Wednesday, February 3, 2016

WHAT AN OPPORTUNITY TO PUT THE THUGS AND RIFF-RAFF IN PERSPECTIVE.



As we in this sometimes embarrassing little nation embark on another chaotic marking of the anniversary of a plenipotentiary from the mother land signing a bit of parchment to establish the British Crowns rule over a somewhat dishevelled bunch of colonial settlements and warring tribes of natives, comparisons are made every year contrasting Australia Day with our efforts.
Efforts that are every year portrayed to the world as another day of anarchy and riot when a very few part breed Maori seek to become celebrities for a day.

Of course in 1840 the Treaty then hit the road and for the South Island Maori, by then an ascendant Ngai Tahu, it was much later and I think it was well into the spring of 1840 that the last marks were made on one of by then many copies of the original.
So the first fifty on February the 6th were just the beginning of the final over 500 natives to sign one of the several copies.

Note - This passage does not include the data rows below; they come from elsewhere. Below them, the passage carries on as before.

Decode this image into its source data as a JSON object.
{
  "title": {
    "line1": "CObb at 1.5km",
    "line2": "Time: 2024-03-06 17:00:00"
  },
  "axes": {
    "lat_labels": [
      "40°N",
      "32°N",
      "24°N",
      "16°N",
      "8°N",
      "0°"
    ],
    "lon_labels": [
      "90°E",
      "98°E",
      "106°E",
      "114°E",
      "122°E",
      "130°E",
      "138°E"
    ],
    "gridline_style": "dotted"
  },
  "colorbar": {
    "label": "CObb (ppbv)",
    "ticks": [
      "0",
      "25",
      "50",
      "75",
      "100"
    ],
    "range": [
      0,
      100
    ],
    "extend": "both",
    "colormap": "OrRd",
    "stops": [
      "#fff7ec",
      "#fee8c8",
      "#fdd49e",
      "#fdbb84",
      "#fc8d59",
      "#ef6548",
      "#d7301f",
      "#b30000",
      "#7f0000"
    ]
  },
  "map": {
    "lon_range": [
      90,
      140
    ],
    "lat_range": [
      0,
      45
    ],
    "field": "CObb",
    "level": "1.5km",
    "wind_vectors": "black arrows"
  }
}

Here in Akaroa the local natives who were a part of the initial drive to bring the British protections to bear after the serious depredations delivered by Te Rauparaha some ten years earlier when he sacked Kaiapoi then took out some remnants by successfully smashing then on the Onawe Peninsula, signed in the late Autumn of 1840.
The local Marae, known hereabouts as  The Kaik, just south of Akaroa was where H1 chose to go in 2000 after "Tits" mob reduced her to tears the previous year.

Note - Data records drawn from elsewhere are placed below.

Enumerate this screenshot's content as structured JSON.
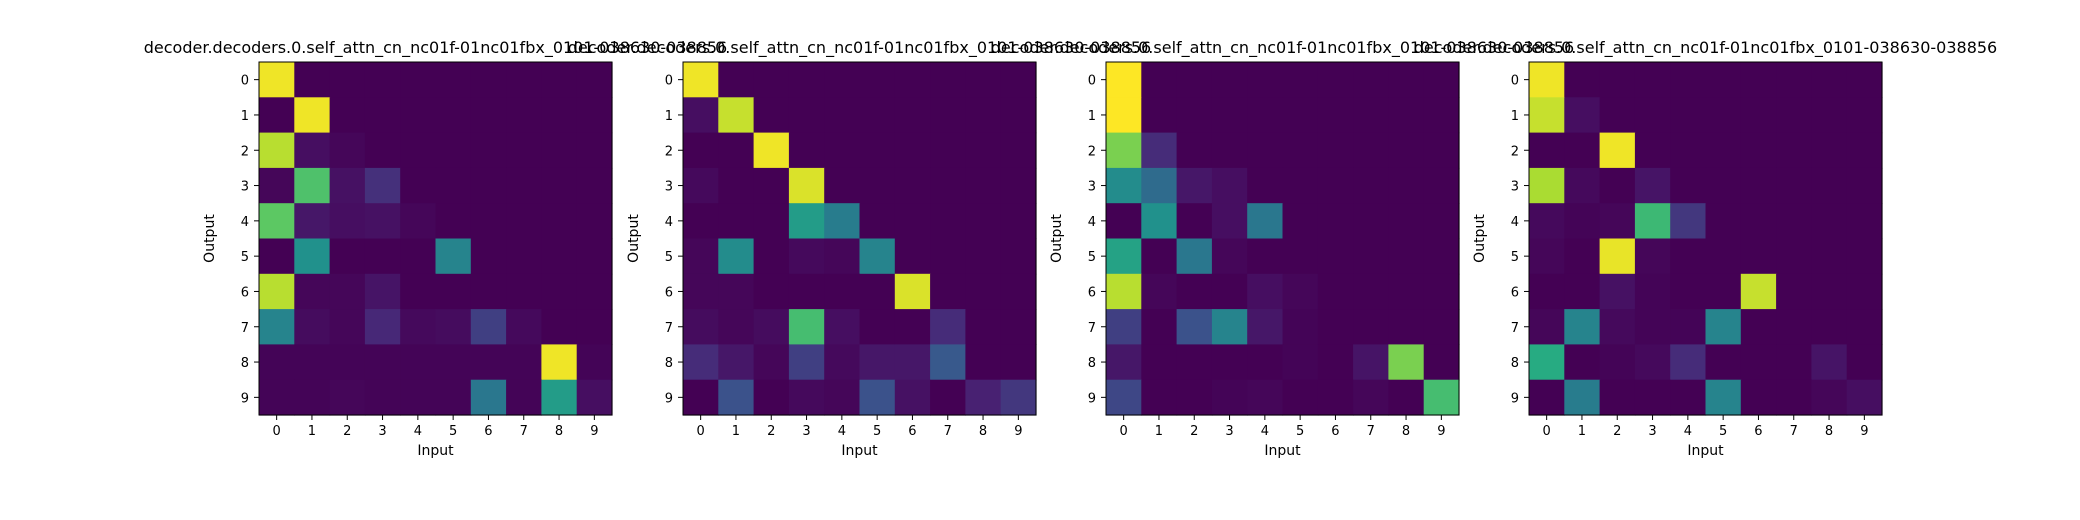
{
  "chart_data": [
    {
      "type": "heatmap",
      "title": "decoder.decoders.0.self_attn_cn_nc01f-01nc01fbx_0101-038630-038856",
      "xlabel": "Input",
      "ylabel": "Output",
      "x_ticks": [
        "0",
        "1",
        "2",
        "3",
        "4",
        "5",
        "6",
        "7",
        "8",
        "9"
      ],
      "y_ticks": [
        "0",
        "1",
        "2",
        "3",
        "4",
        "5",
        "6",
        "7",
        "8",
        "9"
      ],
      "colormap": "viridis",
      "vmin": 0,
      "vmax": 1,
      "values": [
        [
          0.98,
          0.0,
          0.0,
          0.0,
          0.0,
          0.0,
          0.0,
          0.0,
          0.0,
          0.0
        ],
        [
          0.0,
          0.98,
          0.0,
          0.0,
          0.0,
          0.0,
          0.0,
          0.0,
          0.0,
          0.0
        ],
        [
          0.9,
          0.05,
          0.02,
          0.0,
          0.0,
          0.0,
          0.0,
          0.0,
          0.0,
          0.0
        ],
        [
          0.02,
          0.72,
          0.06,
          0.16,
          0.0,
          0.0,
          0.0,
          0.0,
          0.0,
          0.0
        ],
        [
          0.75,
          0.08,
          0.05,
          0.06,
          0.02,
          0.0,
          0.0,
          0.0,
          0.0,
          0.0
        ],
        [
          0.0,
          0.5,
          0.0,
          0.0,
          0.0,
          0.45,
          0.0,
          0.0,
          0.0,
          0.0
        ],
        [
          0.9,
          0.02,
          0.02,
          0.07,
          0.0,
          0.0,
          0.0,
          0.0,
          0.0,
          0.0
        ],
        [
          0.45,
          0.04,
          0.02,
          0.14,
          0.03,
          0.04,
          0.2,
          0.03,
          0.0,
          0.0
        ],
        [
          0.01,
          0.01,
          0.01,
          0.01,
          0.01,
          0.01,
          0.01,
          0.01,
          0.98,
          0.01
        ],
        [
          0.01,
          0.01,
          0.02,
          0.01,
          0.01,
          0.01,
          0.4,
          0.01,
          0.55,
          0.05
        ]
      ]
    },
    {
      "type": "heatmap",
      "title": "decoder.decoders.0.self_attn_cn_nc01f-01nc01fbx_0101-038630-038856",
      "xlabel": "Input",
      "ylabel": "Output",
      "x_ticks": [
        "0",
        "1",
        "2",
        "3",
        "4",
        "5",
        "6",
        "7",
        "8",
        "9"
      ],
      "y_ticks": [
        "0",
        "1",
        "2",
        "3",
        "4",
        "5",
        "6",
        "7",
        "8",
        "9"
      ],
      "colormap": "viridis",
      "vmin": 0,
      "vmax": 1,
      "values": [
        [
          0.98,
          0.0,
          0.0,
          0.0,
          0.0,
          0.0,
          0.0,
          0.0,
          0.0,
          0.0
        ],
        [
          0.05,
          0.92,
          0.0,
          0.0,
          0.0,
          0.0,
          0.0,
          0.0,
          0.0,
          0.0
        ],
        [
          0.0,
          0.0,
          0.98,
          0.0,
          0.0,
          0.0,
          0.0,
          0.0,
          0.0,
          0.0
        ],
        [
          0.03,
          0.0,
          0.0,
          0.95,
          0.0,
          0.0,
          0.0,
          0.0,
          0.0,
          0.0
        ],
        [
          0.0,
          0.0,
          0.0,
          0.55,
          0.42,
          0.0,
          0.0,
          0.0,
          0.0,
          0.0
        ],
        [
          0.02,
          0.48,
          0.0,
          0.03,
          0.02,
          0.45,
          0.0,
          0.0,
          0.0,
          0.0
        ],
        [
          0.02,
          0.02,
          0.0,
          0.0,
          0.0,
          0.0,
          0.95,
          0.0,
          0.0,
          0.0
        ],
        [
          0.04,
          0.02,
          0.04,
          0.7,
          0.05,
          0.0,
          0.0,
          0.15,
          0.0,
          0.0
        ],
        [
          0.15,
          0.08,
          0.02,
          0.2,
          0.03,
          0.08,
          0.08,
          0.28,
          0.0,
          0.0
        ],
        [
          0.0,
          0.25,
          0.0,
          0.03,
          0.02,
          0.25,
          0.06,
          0.0,
          0.12,
          0.18
        ]
      ]
    },
    {
      "type": "heatmap",
      "title": "decoder.decoders.0.self_attn_cn_nc01f-01nc01fbx_0101-038630-038856",
      "xlabel": "Input",
      "ylabel": "Output",
      "x_ticks": [
        "0",
        "1",
        "2",
        "3",
        "4",
        "5",
        "6",
        "7",
        "8",
        "9"
      ],
      "y_ticks": [
        "0",
        "1",
        "2",
        "3",
        "4",
        "5",
        "6",
        "7",
        "8",
        "9"
      ],
      "colormap": "viridis",
      "vmin": 0,
      "vmax": 1,
      "values": [
        [
          1.0,
          0.0,
          0.0,
          0.0,
          0.0,
          0.0,
          0.0,
          0.0,
          0.0,
          0.0
        ],
        [
          1.0,
          0.0,
          0.0,
          0.0,
          0.0,
          0.0,
          0.0,
          0.0,
          0.0,
          0.0
        ],
        [
          0.8,
          0.15,
          0.0,
          0.0,
          0.0,
          0.0,
          0.0,
          0.0,
          0.0,
          0.0
        ],
        [
          0.48,
          0.35,
          0.08,
          0.05,
          0.0,
          0.0,
          0.0,
          0.0,
          0.0,
          0.0
        ],
        [
          0.0,
          0.5,
          0.0,
          0.05,
          0.4,
          0.0,
          0.0,
          0.0,
          0.0,
          0.0
        ],
        [
          0.58,
          0.0,
          0.4,
          0.02,
          0.0,
          0.0,
          0.0,
          0.0,
          0.0,
          0.0
        ],
        [
          0.9,
          0.02,
          0.0,
          0.0,
          0.05,
          0.02,
          0.0,
          0.0,
          0.0,
          0.0
        ],
        [
          0.2,
          0.0,
          0.25,
          0.45,
          0.08,
          0.01,
          0.0,
          0.0,
          0.0,
          0.0
        ],
        [
          0.08,
          0.0,
          0.0,
          0.0,
          0.0,
          0.01,
          0.0,
          0.07,
          0.8,
          0.0
        ],
        [
          0.22,
          0.0,
          0.0,
          0.01,
          0.02,
          0.0,
          0.0,
          0.02,
          0.0,
          0.7
        ]
      ]
    },
    {
      "type": "heatmap",
      "title": "decoder.decoders.0.self_attn_cn_nc01f-01nc01fbx_0101-038630-038856",
      "xlabel": "Input",
      "ylabel": "Output",
      "x_ticks": [
        "0",
        "1",
        "2",
        "3",
        "4",
        "5",
        "6",
        "7",
        "8",
        "9"
      ],
      "y_ticks": [
        "0",
        "1",
        "2",
        "3",
        "4",
        "5",
        "6",
        "7",
        "8",
        "9"
      ],
      "colormap": "viridis",
      "vmin": 0,
      "vmax": 1,
      "values": [
        [
          0.98,
          0.0,
          0.0,
          0.0,
          0.0,
          0.0,
          0.0,
          0.0,
          0.0,
          0.0
        ],
        [
          0.92,
          0.05,
          0.0,
          0.0,
          0.0,
          0.0,
          0.0,
          0.0,
          0.0,
          0.0
        ],
        [
          0.0,
          0.0,
          0.98,
          0.0,
          0.0,
          0.0,
          0.0,
          0.0,
          0.0,
          0.0
        ],
        [
          0.88,
          0.03,
          0.0,
          0.07,
          0.0,
          0.0,
          0.0,
          0.0,
          0.0,
          0.0
        ],
        [
          0.03,
          0.01,
          0.02,
          0.68,
          0.18,
          0.0,
          0.0,
          0.0,
          0.0,
          0.0
        ],
        [
          0.02,
          0.0,
          0.97,
          0.02,
          0.0,
          0.0,
          0.0,
          0.0,
          0.0,
          0.0
        ],
        [
          0.0,
          0.0,
          0.06,
          0.01,
          0.0,
          0.0,
          0.92,
          0.0,
          0.0,
          0.0
        ],
        [
          0.02,
          0.45,
          0.03,
          0.01,
          0.01,
          0.45,
          0.0,
          0.0,
          0.0,
          0.0
        ],
        [
          0.62,
          0.0,
          0.01,
          0.03,
          0.15,
          0.0,
          0.0,
          0.0,
          0.07,
          0.0
        ],
        [
          0.0,
          0.42,
          0.0,
          0.0,
          0.0,
          0.45,
          0.0,
          0.0,
          0.02,
          0.05
        ]
      ]
    }
  ]
}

So why February the 6th when there are a myriad of signing dates that Mr Key could mark the Treaty without providing the Hadfields and their outlaw extended family another day in history.
The absolute rudeness and lack of respect, law abiding New Zealander are left rueing annually had a Groser sent opportunity this year to tell the anti social bunch of moronic savages locked in their stoneage beliefs to involve themselves in sex and travel, The Prime Minister has far better things to do.
As if the annual shenanigans at the home town of a Prophet a few days earlier are not bad enough.

It is difficult to keep up with the various positions presented so far as the conflicting tales emerge but last I heard Mr Key was going to do it all again and Nga Puhi will enjoy another few hours as the international image of our so called civilised nation.

If February the sixth is going to be our National Day then we must find a happier and more celebratory series of ways to mark it as a fit with the aspirational nation Mr Key says we must become, and that must also consign the rabble of Nga Puhi to the place in our nations fabric their annual buffoonery  deserves.